Знаете? Тотальное разочарование в жизни наступает, если самая твоя заветная мечта исполняется. Целиком, полностью и безоговорочно.
И когда мой сердечный дружок – мой отставной сердечный дружок – заковылял к выходу из парка, я не почувствовала почти ничего. Глубокий анафилактический шок.
Что поделаешь. Мы были с ним слишком, невыносимо сходны. Прям до удушья.
Ты соткан из паутины – тупая бренная плоть:
Нет силы и нет причины тебе меня побороть.

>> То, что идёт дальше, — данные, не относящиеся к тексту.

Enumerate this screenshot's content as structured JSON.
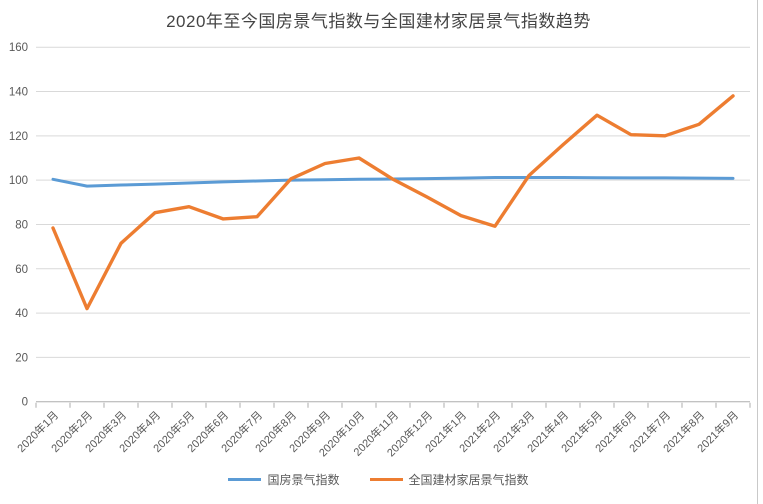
{
  "chart_data": {
    "type": "line",
    "title": "2020年至今国房景气指数与全国建材家居景气指数趋势",
    "categories": [
      "2020年1月",
      "2020年2月",
      "2020年3月",
      "2020年4月",
      "2020年5月",
      "2020年6月",
      "2020年7月",
      "2020年8月",
      "2020年9月",
      "2020年10月",
      "2020年11月",
      "2020年12月",
      "2021年1月",
      "2021年2月",
      "2021年3月",
      "2021年4月",
      "2021年5月",
      "2021年6月",
      "2021年7月",
      "2021年8月",
      "2021年9月"
    ],
    "series": [
      {
        "name": "国房景气指数",
        "color": "#5B9BD5",
        "values": [
          100.4,
          97.3,
          97.8,
          98.2,
          98.7,
          99.2,
          99.6,
          100.0,
          100.2,
          100.4,
          100.5,
          100.7,
          100.9,
          101.2,
          101.2,
          101.2,
          101.1,
          101.0,
          101.0,
          100.9,
          100.8
        ]
      },
      {
        "name": "全国建材家居景气指数",
        "color": "#ED7D31",
        "values": [
          78.4,
          42.0,
          71.5,
          85.3,
          88.0,
          82.5,
          83.5,
          100.6,
          107.5,
          110.0,
          100.4,
          92.4,
          84.0,
          79.2,
          102.1,
          116.0,
          129.3,
          120.5,
          120.0,
          125.2,
          138.0
        ]
      }
    ],
    "ylim": [
      0,
      160
    ],
    "yticks": [
      0,
      20,
      40,
      60,
      80,
      100,
      120,
      140,
      160
    ],
    "grid": "horizontal",
    "legend_position": "bottom",
    "colors": {
      "grid_line": "#d9d9d9",
      "axis_line": "#adadad",
      "tick_label": "#595959",
      "title_text": "#444444",
      "background": "#ffffff"
    }
  }
}
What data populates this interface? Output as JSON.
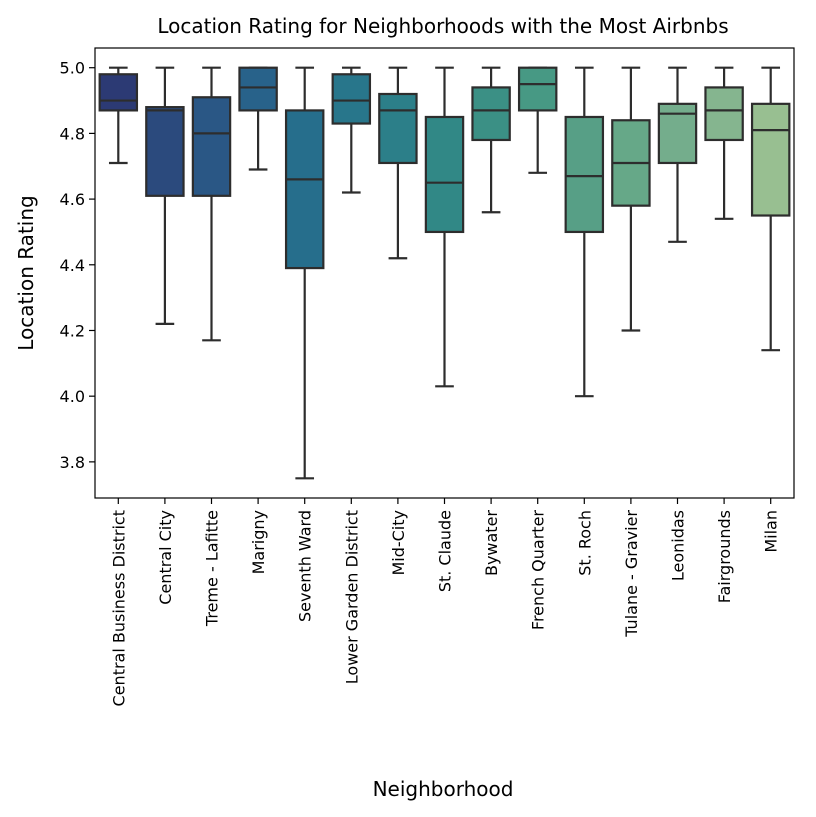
{
  "chart_data": {
    "type": "box",
    "title": "Location Rating for Neighborhoods with the Most Airbnbs",
    "xlabel": "Neighborhood",
    "ylabel": "Location Rating",
    "ylim": [
      3.69,
      5.06
    ],
    "yticks": [
      3.8,
      4.0,
      4.2,
      4.4,
      4.6,
      4.8,
      5.0
    ],
    "ytick_labels": [
      "3.8",
      "4.0",
      "4.2",
      "4.4",
      "4.6",
      "4.8",
      "5.0"
    ],
    "grid": false,
    "legend": "none",
    "categories": [
      "Central Business District",
      "Central City",
      "Treme - Lafitte",
      "Marigny",
      "Seventh Ward",
      "Lower Garden District",
      "Mid-City",
      "St. Claude",
      "Bywater",
      "French Quarter",
      "St. Roch",
      "Tulane - Gravier",
      "Leonidas",
      "Fairgrounds",
      "Milan"
    ],
    "boxes": [
      {
        "whisker_low": 4.71,
        "q1": 4.87,
        "median": 4.9,
        "q3": 4.98,
        "whisker_high": 5.0
      },
      {
        "whisker_low": 4.22,
        "q1": 4.61,
        "median": 4.87,
        "q3": 4.88,
        "whisker_high": 5.0
      },
      {
        "whisker_low": 4.17,
        "q1": 4.61,
        "median": 4.8,
        "q3": 4.91,
        "whisker_high": 5.0
      },
      {
        "whisker_low": 4.69,
        "q1": 4.87,
        "median": 4.94,
        "q3": 5.0,
        "whisker_high": 5.0
      },
      {
        "whisker_low": 3.75,
        "q1": 4.39,
        "median": 4.66,
        "q3": 4.87,
        "whisker_high": 5.0
      },
      {
        "whisker_low": 4.62,
        "q1": 4.83,
        "median": 4.9,
        "q3": 4.98,
        "whisker_high": 5.0
      },
      {
        "whisker_low": 4.42,
        "q1": 4.71,
        "median": 4.87,
        "q3": 4.92,
        "whisker_high": 5.0
      },
      {
        "whisker_low": 4.03,
        "q1": 4.5,
        "median": 4.65,
        "q3": 4.85,
        "whisker_high": 5.0
      },
      {
        "whisker_low": 4.56,
        "q1": 4.78,
        "median": 4.87,
        "q3": 4.94,
        "whisker_high": 5.0
      },
      {
        "whisker_low": 4.68,
        "q1": 4.87,
        "median": 4.95,
        "q3": 5.0,
        "whisker_high": 5.0
      },
      {
        "whisker_low": 4.0,
        "q1": 4.5,
        "median": 4.67,
        "q3": 4.85,
        "whisker_high": 5.0
      },
      {
        "whisker_low": 4.2,
        "q1": 4.58,
        "median": 4.71,
        "q3": 4.84,
        "whisker_high": 5.0
      },
      {
        "whisker_low": 4.47,
        "q1": 4.71,
        "median": 4.86,
        "q3": 4.89,
        "whisker_high": 5.0
      },
      {
        "whisker_low": 4.54,
        "q1": 4.78,
        "median": 4.87,
        "q3": 4.94,
        "whisker_high": 5.0
      },
      {
        "whisker_low": 4.14,
        "q1": 4.55,
        "median": 4.81,
        "q3": 4.89,
        "whisker_high": 5.0
      }
    ],
    "colors": [
      "#2c3a74",
      "#2b4a7d",
      "#2a5785",
      "#28628a",
      "#266e8c",
      "#28768b",
      "#2c7f89",
      "#318886",
      "#3b9085",
      "#479984",
      "#579f86",
      "#66a888",
      "#74ad8c",
      "#85b58f",
      "#98bf91"
    ],
    "line_color": "#2d2d2d"
  }
}
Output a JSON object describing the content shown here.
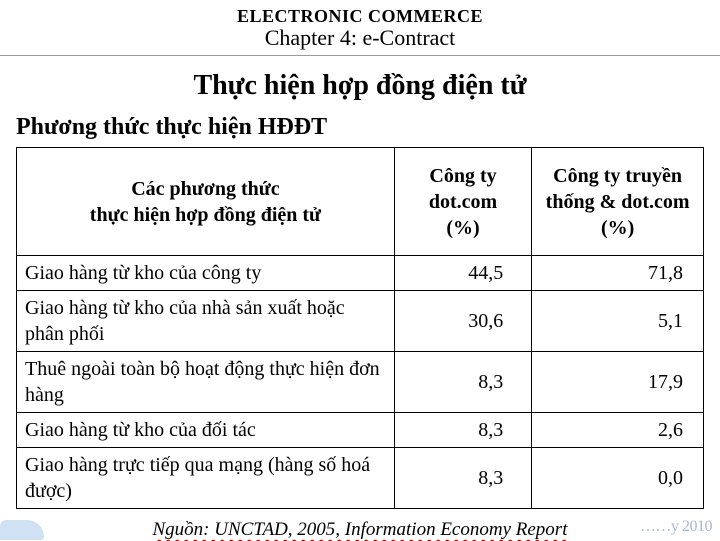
{
  "header": {
    "super_title": "ELECTRONIC COMMERCE",
    "chapter": "Chapter 4: e-Contract"
  },
  "slide_title": "Thực hiện hợp đồng điện tử",
  "section_title": "Phương thức thực hiện HĐĐT",
  "table": {
    "columns": [
      {
        "lines": [
          "Các phương thức",
          "thực hiện hợp đồng điện tử"
        ]
      },
      {
        "lines": [
          "Công ty",
          "dot.com",
          "(%)"
        ]
      },
      {
        "lines": [
          "Công ty truyền",
          "thống & dot.com",
          "(%)"
        ]
      }
    ],
    "rows": [
      {
        "method": "Giao hàng từ kho của công ty",
        "v1": "44,5",
        "v2": "71,8"
      },
      {
        "method": "Giao hàng từ kho của nhà sản xuất hoặc phân phối",
        "v1": "30,6",
        "v2": "5,1"
      },
      {
        "method": "Thuê ngoài toàn bộ hoạt động thực hiện đơn hàng",
        "v1": "8,3",
        "v2": "17,9"
      },
      {
        "method": "Giao hàng từ kho của đối tác",
        "v1": "8,3",
        "v2": "2,6"
      },
      {
        "method": "Giao hàng trực tiếp qua mạng (hàng số hoá được)",
        "v1": "8,3",
        "v2": "0,0"
      }
    ]
  },
  "source": "Nguồn: UNCTAD, 2005, Information Economy Report",
  "watermark": "……y 2010",
  "styling": {
    "page_bg": "#ffffff",
    "text_color": "#000000",
    "border_color": "#000000",
    "wavy_underline_color": "#c00",
    "corner_color": "#bcd4f0",
    "watermark_color": "#0a2a8a",
    "fonts": {
      "super_title_pt": 18,
      "chapter_pt": 22,
      "slide_title_pt": 28,
      "section_title_pt": 24,
      "table_cell_pt": 20,
      "source_pt": 19
    },
    "col_widths_pct": [
      55,
      20,
      25
    ]
  }
}
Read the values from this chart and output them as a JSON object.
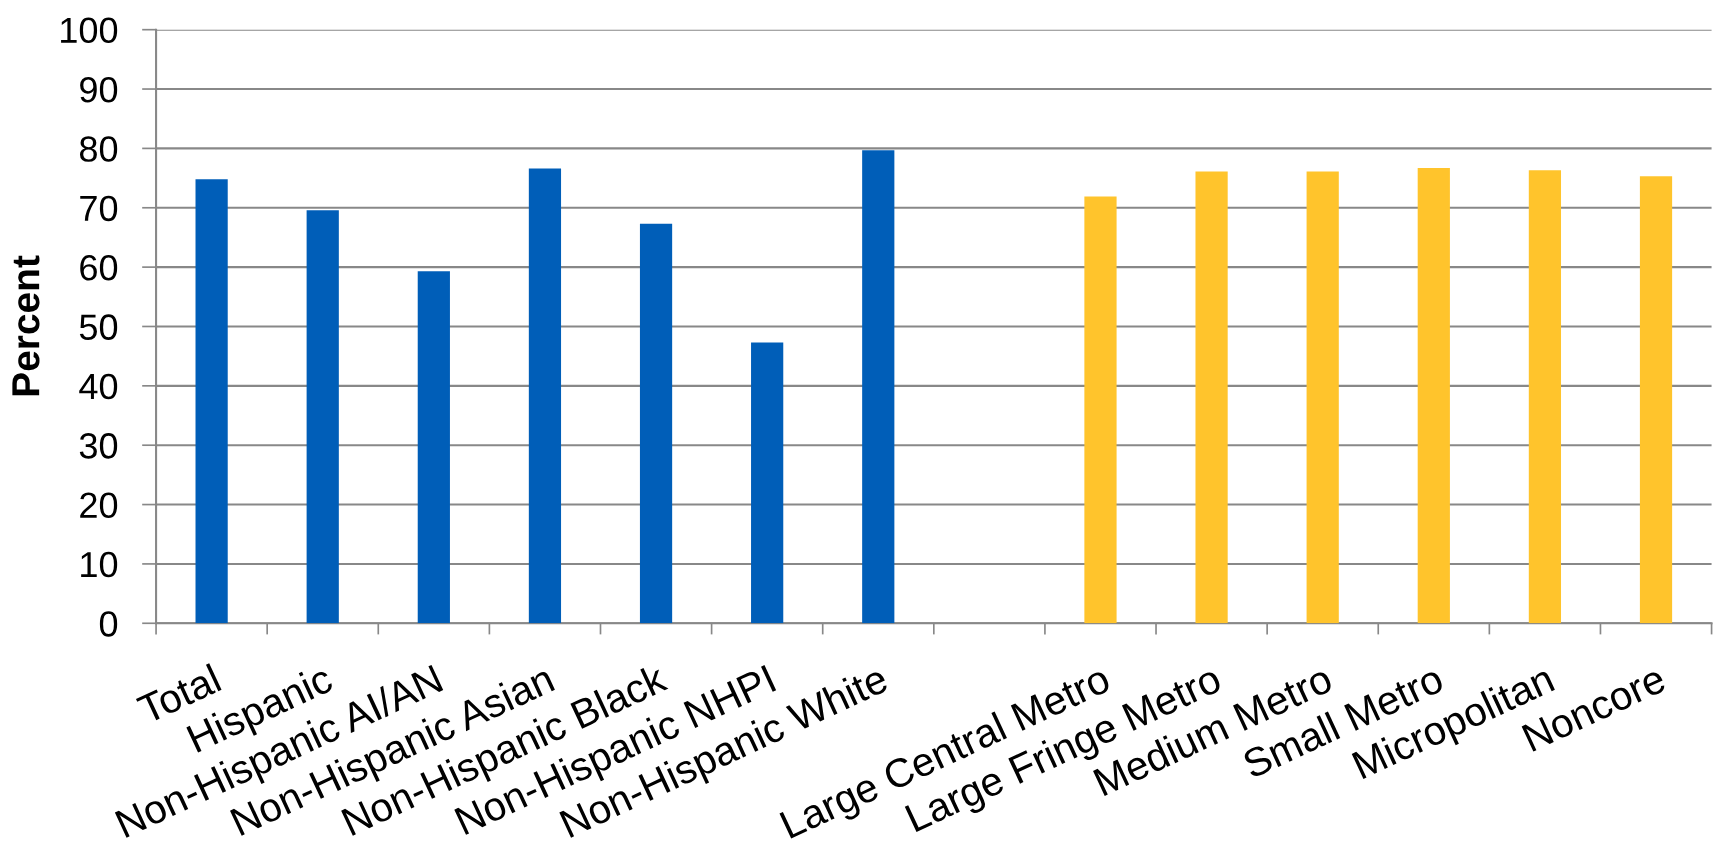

Душа моя – из алмаза, неведом ей липкий плен,
И все презревши наказы, подымется днесь с колен!
Порвутся брачные сети и сгинет гнилая вязь,
В объятия чистые смерти войду, судьбы не боясь.
Лоскуты рваной синевы замелькали в моих глазах. Прошлые поцелуи вспорхнули с моих губ стаей багряных бабочек, невнятно лепечущих крылышками. Чёрный айсберг со всего размаха плюхнулся в душу, как кусок льда – в ведерко с коктейлем.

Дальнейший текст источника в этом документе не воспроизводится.